When you wait to hear what your team is going to say, you’re giving your team a chance to grow into leaders who can feel comfortable sharing their opinions with each other. It builds team morale and it builds more productive discussions because studies has proven that the best teams choose conflict over cohesion and debate each other.
Why Nelson Mandela spoke last in his meetings
Practicing Sinek’s advice doesn’t necessarily mean you’re not talking at all, but it does mean you’re only talking to gather and clarify information through follow-up questions and statements to your team. (Why do you think we should move in that direction? Am I understanding you right on this point?) That way, the meeting becomes a useful debate for everyone involved instead of a personal power trip to convey your own thoughts and opinions.
In a Tony Robbins podcast where Sinek further elaborated on the topic of speaking last, Sinek uses anti-apartheid revolutionary and President of South Africa Nelson Mandela as a case study of a leader who learned to speak last from watching Jongintaba, the tribal king who raised him. When Jongintaba held meetings, he would gather his men in a circle and wait until they had spoken to speak himself.

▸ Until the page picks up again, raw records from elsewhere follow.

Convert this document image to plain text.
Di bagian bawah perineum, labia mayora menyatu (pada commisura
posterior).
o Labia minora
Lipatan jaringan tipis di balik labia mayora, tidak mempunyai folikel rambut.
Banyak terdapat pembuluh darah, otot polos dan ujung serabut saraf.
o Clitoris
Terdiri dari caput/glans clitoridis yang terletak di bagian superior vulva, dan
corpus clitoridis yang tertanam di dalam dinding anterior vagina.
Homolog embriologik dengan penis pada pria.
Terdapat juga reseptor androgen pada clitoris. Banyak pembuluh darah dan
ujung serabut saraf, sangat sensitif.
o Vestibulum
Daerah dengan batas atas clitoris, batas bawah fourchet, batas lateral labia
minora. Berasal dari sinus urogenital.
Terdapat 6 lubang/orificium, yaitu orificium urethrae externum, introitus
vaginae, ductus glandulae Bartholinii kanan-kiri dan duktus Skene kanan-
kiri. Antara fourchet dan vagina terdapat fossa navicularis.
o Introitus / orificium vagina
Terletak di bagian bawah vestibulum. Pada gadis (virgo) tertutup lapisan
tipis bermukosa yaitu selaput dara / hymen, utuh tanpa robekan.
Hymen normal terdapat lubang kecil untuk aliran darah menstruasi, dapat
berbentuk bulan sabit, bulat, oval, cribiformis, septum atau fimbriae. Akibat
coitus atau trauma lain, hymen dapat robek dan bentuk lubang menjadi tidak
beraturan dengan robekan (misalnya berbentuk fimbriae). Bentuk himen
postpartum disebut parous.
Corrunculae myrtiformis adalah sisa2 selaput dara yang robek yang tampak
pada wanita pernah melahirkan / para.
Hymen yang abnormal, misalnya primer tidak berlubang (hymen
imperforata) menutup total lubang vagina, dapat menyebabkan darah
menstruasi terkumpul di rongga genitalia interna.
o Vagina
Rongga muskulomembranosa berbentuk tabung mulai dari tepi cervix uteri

Richard Stengel, the journalist who worked with Mandela on his autobiography, “Long Walk to Freedom,” said that Mandela would practice this lesson in his own meetings later as a leader: “The chief’s job, Mandela said, was not to tell people what to do but to form a consensus. ‘Don’t enter the debate too early,’ he used to say.” In meetings where Stengel witnessed Mandela’s management style in action, Stengel said Mandela would hear his colleagues’ opinions and end meetings by summarizing their points and offering his own, “subtly steering the decision in the direction he wanted without imposing it.”
“It is wise,” Mandela said according to Stengel, “to persuade people to do things and make them think it was their own idea.”